Aber während ich in Gedanken die Fehler der Vergangenheit berichtige, zündet sie eine zweite Bombe.
„Ehe ist scheiße", sagt Amelie und öffnet eine neue Flasche Wein. Sie sagt es ruhig, ohne jede Bitterkeit. Nicht sarkastisch, nicht wütend, ganz nüchtern, so als würde sie sagen: Das Wetter ist heute wirklich schlecht.
„Weißt du, am Anfang denkst du, das wird schon, sagt sie müde. „Aber es wird nicht.
Ihr Mann und die Tochter sind in Süddeutschland. Von ihm kenne ich nur die Sportwagen- und Motoryachtzeitschriften, die im Wohnzimmer liegen. Von der Tochter ein Bild, das ein blondes, blauäugiges Abbild ihrer schönen Mutter ist. Ich war immer davon ausgegangen, dass das Leben an mir vorbeigegangen ist. Das richtige Leben ist nun mal: Ehepartner, Kinder. Doch nun hat Amelie mit drei Worten alle Hoffnung auf ein erfülltes, glückliches Leben zertrümmert, und zwar für alle Menschen: Ehe ist scheiße. Der junge Kierkegaard hatte es gesagt. Heirate, du wirst es bereuen. Heirate nicht, du wirst es bereuen. Entweder du heiratest, oder du heiratest nicht, du bereust beides.
Ich sehe, wie junge Bengel mich auf der Straße beim Vorübergehen mustern, mit einer Mischung aus Abscheu und Faszination. Ein Fünfzigjähriger mit schwarzer Hornbrille und Schiebermütze. Ich weiß, was sie denken: So ein alter Spießer werde ich niemals werden! Es ist das, was auch ich in ihrem Alter dachte. (Nein, das stimmt nicht ganz. Ich war schon immer ein alter Spießer. Schon als ich jung war.)
Neulich telefonierte ich mit einer Studienfreundin. Sie erzählte, ich hätte vor Jahren etwas sehr Weises gesagt: Das Leben wird nicht besser, nur anders. Das machte mich wütend. So ein dummes Zeug soll ich einmal gesagt haben?
Wie alle traurigen Menschen lache ich viel. In diesem Buch sollte es ursprünglich ein Kapitel mit dem Titel „Mein Leporello geben. Leporello heißt der Diener in Mozarts Oper „Don Giovanni
. Seine Aufgabe ist es, über die Liebschaften seines Herrn Buch zu führen. Zu diesem Zweck notiert er die Namen der Frauen in ein Album, das sich auseinanderfalten lässt wie eine Ziehharmonika. Solche Bilderalben werden bis heute Leporello genannt. Mein Leporello sollte nun meine gescheiterten Liebschaften (alle fünf!) auflisten. Aber ich habe schnell gemerkt, dass dies nicht funktioniert. Warum?
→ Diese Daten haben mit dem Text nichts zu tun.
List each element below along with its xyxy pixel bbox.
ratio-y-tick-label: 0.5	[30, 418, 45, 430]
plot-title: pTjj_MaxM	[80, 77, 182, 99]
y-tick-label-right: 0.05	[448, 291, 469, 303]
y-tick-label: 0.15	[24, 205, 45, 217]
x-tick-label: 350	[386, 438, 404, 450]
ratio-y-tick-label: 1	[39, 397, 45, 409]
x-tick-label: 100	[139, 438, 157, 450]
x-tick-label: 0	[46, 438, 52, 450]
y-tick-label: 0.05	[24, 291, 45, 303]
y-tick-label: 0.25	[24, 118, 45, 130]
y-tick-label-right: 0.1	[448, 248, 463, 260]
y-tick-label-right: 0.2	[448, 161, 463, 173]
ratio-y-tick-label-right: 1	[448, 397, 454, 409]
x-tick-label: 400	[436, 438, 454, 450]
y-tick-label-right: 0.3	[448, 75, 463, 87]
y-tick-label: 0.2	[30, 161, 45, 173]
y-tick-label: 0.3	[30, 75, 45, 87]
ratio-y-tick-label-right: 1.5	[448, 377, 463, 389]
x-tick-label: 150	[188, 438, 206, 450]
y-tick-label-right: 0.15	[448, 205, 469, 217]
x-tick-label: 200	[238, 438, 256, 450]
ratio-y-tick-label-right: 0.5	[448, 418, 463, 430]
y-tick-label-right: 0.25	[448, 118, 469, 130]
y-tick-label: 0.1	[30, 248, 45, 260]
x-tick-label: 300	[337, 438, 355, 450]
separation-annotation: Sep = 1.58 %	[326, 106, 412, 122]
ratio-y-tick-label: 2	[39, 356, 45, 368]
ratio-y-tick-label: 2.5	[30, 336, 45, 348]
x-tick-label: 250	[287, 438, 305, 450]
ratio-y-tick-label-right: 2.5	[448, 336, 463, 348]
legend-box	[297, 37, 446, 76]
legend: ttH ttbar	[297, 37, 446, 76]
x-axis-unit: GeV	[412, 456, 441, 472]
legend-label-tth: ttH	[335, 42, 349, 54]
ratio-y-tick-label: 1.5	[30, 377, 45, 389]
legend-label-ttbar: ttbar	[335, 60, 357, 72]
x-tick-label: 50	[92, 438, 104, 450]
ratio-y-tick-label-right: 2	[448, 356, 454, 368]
Als ich fünfundzwanzig war, verliebte ich mich in meiner Universitätsstadt Marburg in eine gleichaltrige Kommilitonin. Ich war oft verliebt, aber diesmal war es anders. Ich war nicht ängstlich, nervös, übereifrig und verunsichert wie sonst. Ich war mir sicher. Bei der ersten Begegnung war sie mir gar nicht aufgefallen, ich war beim Kennenlernen also unbefangen. Das Gefühl wuchs langsam und stetig. Es fühlte sich gut an und richtig. Das war also die wahre Liebe. Nicht stürmisch und chaotisch, sondern ruhig und warm. Endlich würde der ganze Kummer der Jugendzeit in etwas Gutem enden.
Allerdings kamen mir dann doch Zweifel, als sich die Sache hinzog, ohne zu einem Ergebnis zu kommen. Ich erinnere mich an eine Situation, wo ich sie gerade in einem Bus zu ihrem Wohnheim (in das sie mich nie eingeladen hatte) fahren sah. Ich ging am Bus vorbei, kurz bevor dieser abfuhr. Durch die dicke Glasscheibe konnten wir nicht miteinander sprechen, nur zum Abschied winken. Ich bekam Angst, dass dies ein Gleichnis sein könnte.
Dann stellte sich heraus, dass sie meine Gesellschaft schätzte, aber sonst nicht mehr. Dass ich verliebt war, hatte sie vor Wochen und Monaten gemerkt. Aber sie wollte mir von ihrem Freund daheim in Thüringen nichts sagen, um mich nicht als Spielkameraden zu verlieren.
Ich fühlte mich in Stücke geschlagen. Besonders nachdem ich sie, die sie mich wegen ihres Freundes in Thüringen abgewiesen hatte, eines Abends in der Stadt Arm in Arm mit einem anderen Studenten traf. Ich trat den beiden in den Weg, kreidebleich, und sie lachte. Ich weiß, dass sie nicht aus Häme oder Spott lachte, sondern aus Scham und Verzweiflung.
Niemals vorher und niemals danach bin ich von einem Menschen so verletzt worden. Ich habe weder vorher noch danach in meinem Leben eine Frau so sehr geliebt wie sie.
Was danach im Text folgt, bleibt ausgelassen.